Nada como um dia após o outro. Ou melhor, como um campeonato após o outro. Derrotada na final do Mundial por Michelle Nicolini, a faixa-preta de Jiu-Jitsu Kyra Gracie deu o troco ao vencer sua algoz neste domingo, pelo ADCC, disputado na cidade de Nottingham, na Inglaterra. Em entrevista exclusiva à TATAME, direto da Terra da Rainha, a tricampeã do ADCC falou sobre a revanche contra Nicolini, mudanças em seu treinamento e planos para o futuro.
Esse foi o seu terceiro título do ADCC. Teve um sabor especial vencer a Michelle Nicolini na final, já que você perdeu a final do Mundial para ela?
Com certeza teve esse sabor especial, sabor de revanche. Ela realmente é uma atleta muito boa, que vem crescendo a cada campeonato. Você vê que ela está chegando sempre, foi campeã mundial agora esse ano, tem a guarda muito boa, então foi ótimo. Eu estava precisando dessa vitória. Eu bati na trave no Mundial, e não aguentava mais o segundo lugar (risos).
Você é a maior campeã do ADCC. Como é isso para você, que já fez história lutando de quimono e agora está fazendo sem quimono?

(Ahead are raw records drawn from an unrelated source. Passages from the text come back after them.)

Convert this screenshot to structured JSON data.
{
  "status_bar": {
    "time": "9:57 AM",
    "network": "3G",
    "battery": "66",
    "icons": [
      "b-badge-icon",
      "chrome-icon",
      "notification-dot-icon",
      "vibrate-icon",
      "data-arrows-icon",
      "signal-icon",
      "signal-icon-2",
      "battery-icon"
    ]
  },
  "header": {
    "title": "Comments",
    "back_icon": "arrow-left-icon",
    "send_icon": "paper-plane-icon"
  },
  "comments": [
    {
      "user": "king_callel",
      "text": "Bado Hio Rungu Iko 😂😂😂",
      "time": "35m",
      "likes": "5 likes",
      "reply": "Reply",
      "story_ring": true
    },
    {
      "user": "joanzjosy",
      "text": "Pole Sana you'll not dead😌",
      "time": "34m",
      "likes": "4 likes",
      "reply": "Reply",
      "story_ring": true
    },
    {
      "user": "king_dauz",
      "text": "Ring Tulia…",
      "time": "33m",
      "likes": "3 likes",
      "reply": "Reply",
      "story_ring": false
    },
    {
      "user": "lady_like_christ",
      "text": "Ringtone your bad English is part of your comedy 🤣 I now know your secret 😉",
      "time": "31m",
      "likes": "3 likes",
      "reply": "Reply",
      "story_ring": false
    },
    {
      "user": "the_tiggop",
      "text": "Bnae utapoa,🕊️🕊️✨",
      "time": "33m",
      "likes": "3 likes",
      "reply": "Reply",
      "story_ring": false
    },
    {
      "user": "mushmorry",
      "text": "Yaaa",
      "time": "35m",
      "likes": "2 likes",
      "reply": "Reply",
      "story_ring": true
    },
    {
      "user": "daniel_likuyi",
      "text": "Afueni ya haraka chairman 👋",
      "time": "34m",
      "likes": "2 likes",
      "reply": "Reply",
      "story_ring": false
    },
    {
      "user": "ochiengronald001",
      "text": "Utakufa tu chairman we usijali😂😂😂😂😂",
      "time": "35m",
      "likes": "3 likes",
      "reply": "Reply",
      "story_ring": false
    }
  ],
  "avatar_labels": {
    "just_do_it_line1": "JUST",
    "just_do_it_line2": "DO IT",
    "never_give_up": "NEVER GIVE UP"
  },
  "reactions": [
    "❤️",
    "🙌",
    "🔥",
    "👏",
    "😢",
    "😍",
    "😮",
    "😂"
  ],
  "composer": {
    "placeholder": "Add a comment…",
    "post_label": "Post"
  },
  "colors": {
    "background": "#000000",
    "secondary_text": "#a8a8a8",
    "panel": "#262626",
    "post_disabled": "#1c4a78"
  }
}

É, eu acho que é muito bom ter o meu trabalho reconhecido. Acho que as pessoas olham para mim e acham que não é um prêmio tão forte, não sei. ‘Ah, essa patricinha aí não treina (risos)’. Mas, poxa, eu treino muito. Esse meu treinamento foi muito forte, treinei com os Mendes (Rafael e Guilherme) em São Paulo, tomei seis pontos no rosto semana passada, então foi muito sacrificante para eu estar no ADCC. Eu perdi todos os meus patrocínios depois do Mundial, então realmente eu vim para cá com muita vontade de vencer.
Foi por causa da derrota?
Não, meu contrato acabou. Agora eu só estou com a Atama. Então, muita coisa aconteceu. Às vezes você acaba perdendo a motivação e, na verdade, foi isso que me motivou ainda mais para vir aqui e conquistar o título.
Você foi treinar com os Mendes duas vezes, mas o que mudou no seu treinamento no Rio de Janeiro para o ADCC?
Na verdade, eu treinei muito duro para o Mundial também, mas infelizmente eu acho que o que me prejudicou foi uma gripe que eu peguei uma semana antes, mas o mérito é todo da Michelle. A gente fez uma luta duríssima. Isso é bom também porque você vê que o nível do feminino está crescendo a cada ano. A nova geração está chegando, e um dia uma ganha, no outro dia a outra ganha, então o nível está muito alto e isso é muito bom para o esporte. Acho que quanto mais o tempo vai passando, mais mulheres virão mais duras, e eu espero que mais e mais a gente cresça com o Jiu-Jitsu feminino, porque esse é o meu objetivo principal.
Você não precisa provar mais nada com tantos títulos. O que ainda te motiva? Por que continua querendo competir em alto nível com as meninas?
Então, eu sou uma pessoa muito competitiva. Eu nasci fazendo Jiu-Jitsu, eu vou morrer fazendo Jiu-Jitsu, eu quero realmente servir de exemplo hoje em dia para os meus alunos, para a nova geração da família e para todas essas meninas que querem começar a competir ou a praticar o Jiu-Jitsu. Eu quero realmente ser o exemplo para essa nova geração. E eu tenho 26 anos. Até outro dia a galera falou: ‘Kyra, você é veterana’. Calma aí, eu tenho 26 anos. É porque eu peguei a preta muito nova, então acabo parecendo mais velha. Eu acho que ainda tem bastante estrada pela frente, muitas edições do ADCC ainda (risos).
Muito ADCC, Mundial, Pan...
Poxa, muita coisa ainda, muita estrada. E é bom que, como diz o Renzo, ‘filha, a melhor coisa dos campeonatos é toda essa experiência que você adquire de ganhar, de perder, de passar por situações, como aconteceu comigo, que eu peguei um braço ali estalando no pau, e você sair, conseguir vencer a luta’. É isso que eu vou passar para os meus filhos, para os meus netos, para a nova geração da família. Então, tudo que eu faço aqui dentro, independente da vitória ou da derrota, é uma coisa boa. Eu sempre ganho para poder passar para as novas gerações.